大雨や地震などの情報は、日本気象協会のマイコス(MICOS:Meteorological Information Comprehensive Online Service―気象情報オンライン提供サービスの略称)にリアルタイムで入力され、それらのデータは防災気象情報用に編集・処理され、携帯電話ネットワークを介し携帯電話のお客様へ通知されます。
表示例として、図2に示します。
この防災気象情報では、通知した結果が相手に届いたかどうかを管理者の方が把握するための送信確認システムも用意されています。この防災情報は、個人の番号によって情報内容設定が可能となっており、当然グループ内での周知ツールとしての役割も果たすことができます。
防災情報強化のとりくみ
甚大な被害をもたらした阪神淡路大震災では、情報通信インフラが寸断する中で、無線系の情報機器である携帯電話が情報伝達に威力を発揮しました。

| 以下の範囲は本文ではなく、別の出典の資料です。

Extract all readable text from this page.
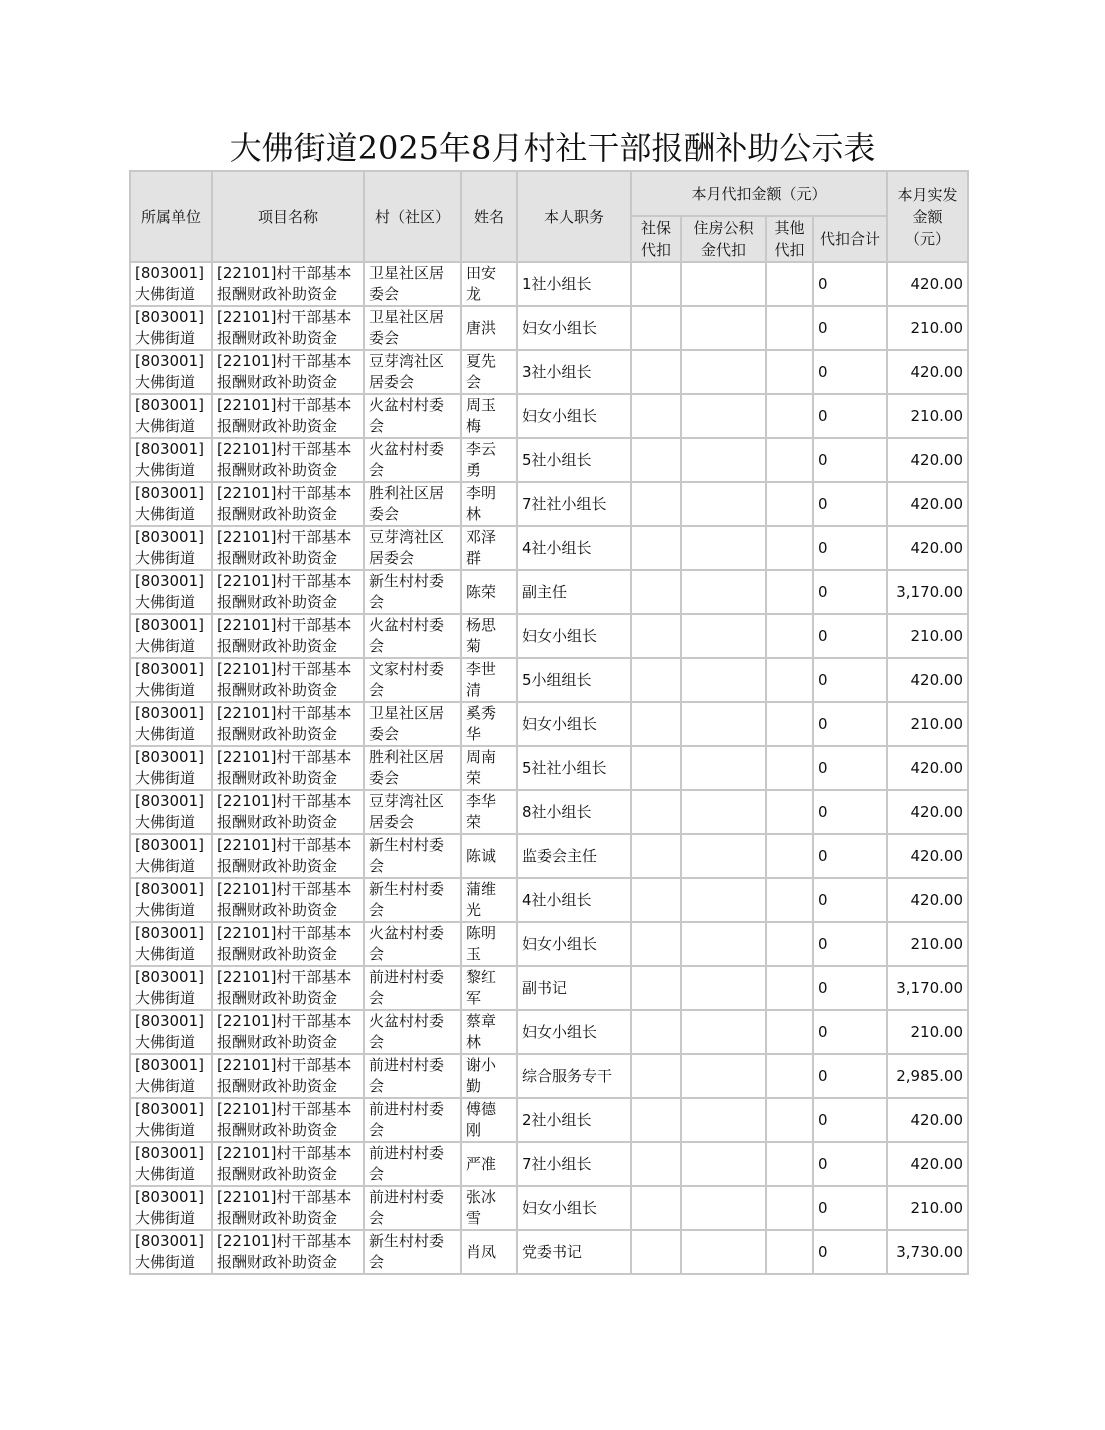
大佛街道2025年8月村社干部报酬补助公示表
所属单位	项目名称	村（社区）	姓名	本人职务	本月代扣金额（元）				本月实发
金额
（元）

					社保
代扣	住房公积
金代扣	其他
代扣	代扣合计	

[803001]
大佛街道	[22101]村干部基本
报酬财政补助资金	卫星社区居
委会	田安
龙	1社小组长				0	420.00

[803001]
大佛街道	[22101]村干部基本
报酬财政补助资金	卫星社区居
委会	唐洪	妇女小组长				0	210.00

[803001]
大佛街道	[22101]村干部基本
报酬财政补助资金	豆芽湾社区
居委会	夏先
会	3社小组长				0	420.00

[803001]
大佛街道	[22101]村干部基本
报酬财政补助资金	火盆村村委
会	周玉
梅	妇女小组长				0	210.00

[803001]
大佛街道	[22101]村干部基本
报酬财政补助资金	火盆村村委
会	李云
勇	5社小组长				0	420.00

[803001]
大佛街道	[22101]村干部基本
报酬财政补助资金	胜利社区居
委会	李明
林	7社社小组长				0	420.00

[803001]
大佛街道	[22101]村干部基本
报酬财政补助资金	豆芽湾社区
居委会	邓泽
群	4社小组长				0	420.00

[803001]
大佛街道	[22101]村干部基本
报酬财政补助资金	新生村村委
会	陈荣	副主任				0	3,170.00

[803001]
大佛街道	[22101]村干部基本
报酬财政补助资金	火盆村村委
会	杨思
菊	妇女小组长				0	210.00

[803001]
大佛街道	[22101]村干部基本
报酬财政补助资金	文家村村委
会	李世
清	5小组组长				0	420.00

[803001]
大佛街道	[22101]村干部基本
报酬财政补助资金	卫星社区居
委会	奚秀
华	妇女小组长				0	210.00

[803001]
大佛街道	[22101]村干部基本
报酬财政补助资金	胜利社区居
委会	周南
荣	5社社小组长				0	420.00

[803001]
大佛街道	[22101]村干部基本
报酬财政补助资金	豆芽湾社区
居委会	李华
荣	8社小组长				0	420.00

[803001]
大佛街道	[22101]村干部基本
报酬财政补助资金	新生村村委
会	陈诚	监委会主任				0	420.00

[803001]
大佛街道	[22101]村干部基本
报酬财政补助资金	新生村村委
会	蒲维
光	4社小组长				0	420.00

[803001]
大佛街道	[22101]村干部基本
报酬财政补助资金	火盆村村委
会	陈明
玉	妇女小组长				0	210.00

[803001]
大佛街道	[22101]村干部基本
报酬财政补助资金	前进村村委
会	黎红
军	副书记				0	3,170.00

[803001]
大佛街道	[22101]村干部基本
报酬财政补助资金	火盆村村委
会	蔡章
林	妇女小组长				0	210.00

[803001]
大佛街道	[22101]村干部基本
报酬财政补助资金	前进村村委
会	谢小
勤	综合服务专干				0	2,985.00

[803001]
大佛街道	[22101]村干部基本
报酬财政补助资金	前进村村委
会	傅德
刚	2社小组长				0	420.00

[803001]
大佛街道	[22101]村干部基本
报酬财政补助资金	前进村村委
会	严准	7社小组长				0	420.00

[803001]
大佛街道	[22101]村干部基本
报酬财政补助资金	前进村村委
会	张冰
雪	妇女小组长				0	210.00

[803001]
大佛街道	[22101]村干部基本
报酬财政补助资金	新生村村委
会	肖凤	党委书记				0	3,730.00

携帯電話を用いた防災気象情報の活用例として、福岡市における実例を挙げます。
福岡市では、各種の情報通信システムを整備・拡充することで、災害発生時の対応強化を実施しています。
過去に、河川の氾濫などでビル地下の従業員が亡くなるなど重大な浸水被害を受けた福岡市はこれを教訓に、防災情報システムを構築し、防災担当者などが市内の雨量・水位など観測データの情報をリアルタイムで把握できるようにしました。更に、市内の雨量・水位観測データはインターネットや携帯電話メールで広く市民に公開するようなシステムを整備しました。この防災情報提供サービスは市内の雨量や河川水位が基準値を超えた場合などは、防災情報メールで通知する機能もあり、現在、約1700名の市民が登録し利用しています。日本気象協会では企画からシステム構築・運用まで、市の防災業務をバックアップしています。

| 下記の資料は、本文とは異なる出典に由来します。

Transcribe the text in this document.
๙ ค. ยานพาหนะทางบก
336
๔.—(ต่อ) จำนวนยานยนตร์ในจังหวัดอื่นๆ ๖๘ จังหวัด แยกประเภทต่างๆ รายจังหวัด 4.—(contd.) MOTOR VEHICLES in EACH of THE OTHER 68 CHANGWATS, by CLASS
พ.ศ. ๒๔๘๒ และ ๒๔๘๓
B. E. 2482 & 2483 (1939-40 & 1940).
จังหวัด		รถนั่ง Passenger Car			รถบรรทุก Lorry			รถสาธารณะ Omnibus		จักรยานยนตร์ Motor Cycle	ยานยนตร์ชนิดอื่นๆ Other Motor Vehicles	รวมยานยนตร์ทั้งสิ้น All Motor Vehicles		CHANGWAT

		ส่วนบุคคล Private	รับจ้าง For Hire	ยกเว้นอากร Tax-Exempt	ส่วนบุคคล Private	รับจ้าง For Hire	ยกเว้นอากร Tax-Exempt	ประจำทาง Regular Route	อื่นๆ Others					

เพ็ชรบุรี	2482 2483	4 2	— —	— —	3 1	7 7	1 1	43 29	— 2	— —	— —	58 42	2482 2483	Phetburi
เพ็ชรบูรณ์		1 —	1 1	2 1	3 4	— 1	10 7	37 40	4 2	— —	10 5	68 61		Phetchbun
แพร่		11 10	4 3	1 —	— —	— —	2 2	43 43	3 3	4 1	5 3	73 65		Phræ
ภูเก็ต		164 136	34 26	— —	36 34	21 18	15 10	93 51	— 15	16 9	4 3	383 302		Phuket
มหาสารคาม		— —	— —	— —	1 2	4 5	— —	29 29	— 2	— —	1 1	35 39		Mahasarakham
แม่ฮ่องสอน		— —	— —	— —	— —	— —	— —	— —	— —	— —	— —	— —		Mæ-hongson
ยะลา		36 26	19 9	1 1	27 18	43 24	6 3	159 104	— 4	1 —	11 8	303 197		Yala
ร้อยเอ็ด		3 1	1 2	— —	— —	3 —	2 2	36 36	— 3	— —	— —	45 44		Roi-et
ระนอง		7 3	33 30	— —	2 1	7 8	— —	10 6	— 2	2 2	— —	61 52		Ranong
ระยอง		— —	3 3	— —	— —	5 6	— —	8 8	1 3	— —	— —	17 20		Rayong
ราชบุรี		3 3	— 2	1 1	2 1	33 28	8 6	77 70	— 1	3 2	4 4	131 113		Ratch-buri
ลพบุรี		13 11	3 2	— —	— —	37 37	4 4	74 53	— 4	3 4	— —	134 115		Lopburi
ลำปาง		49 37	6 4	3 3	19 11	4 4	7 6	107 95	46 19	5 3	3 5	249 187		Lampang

こうした教訓を生かして、携帯電話を活用した防災情報メールで通知した結果、今回の福岡市の災害は死者が出ませんでした。福岡市ではこのようなシステムを配備し、災害情報や職員通知などの災害発生時の迅速な初動体制の確立により、防災情報システムの整備を図り、行政情報受信ツールとして利活用しています。
防災情報コンテンツと携帯電話機能の充実
携帯電話による防災情報提供サービスの導入のメリットは、
- 必要とする緊急情報をいつでもどこでもいちはやく通知することができます。
また、緊急情報を一度に早く同時に伝えることが出来ます(迅速化) - 通知連絡のシステムにより誰が情報を受けたかどうか速やかに把握できます(確実性)
- 防災情報メールはパケット通信であり、電話よりも安く経済的です。
また、連絡にかかわる人件費など軽減することができます(経済性)
情報コンテンツとしてはお客様ごとに個別の情報参照サイトを用意できます。
例えば
- 画像情報としては台風進路情報、天気図、衛星情報、レーダ-、アメダス(実況値・積算値)など
- 文字情報は天気予報、気象情報・火山情報など
- メッシュ情報(降水実況、1-3時間先の雨予測)など
- お客様の持っている観測データや広報情報、ニュースなどの情報を日本気象協会マイコスにオンラインで送信できれば、地域ごとの情報として「住人向け情報」「防災担当者向け情報」として提供可能です。
今後の展開
携帯電話を利用して地域の防災情報をメールで受信でき 、パソコンでしか利用できなかった画像情報などもどこでも参照することができます。マルチメディア社会における、新たなメディアの役割を初めて評価するものとなることから、今後はコンテンツやシステムの充実を更に図り、情報を防災関係者の立場に立って、より早く、確実に提供することを心掛けることを検討しています。将来の防災情報の防災情報の活用の利便性はさらに向上し、災害の防止・軽減に貢献できると期待しています。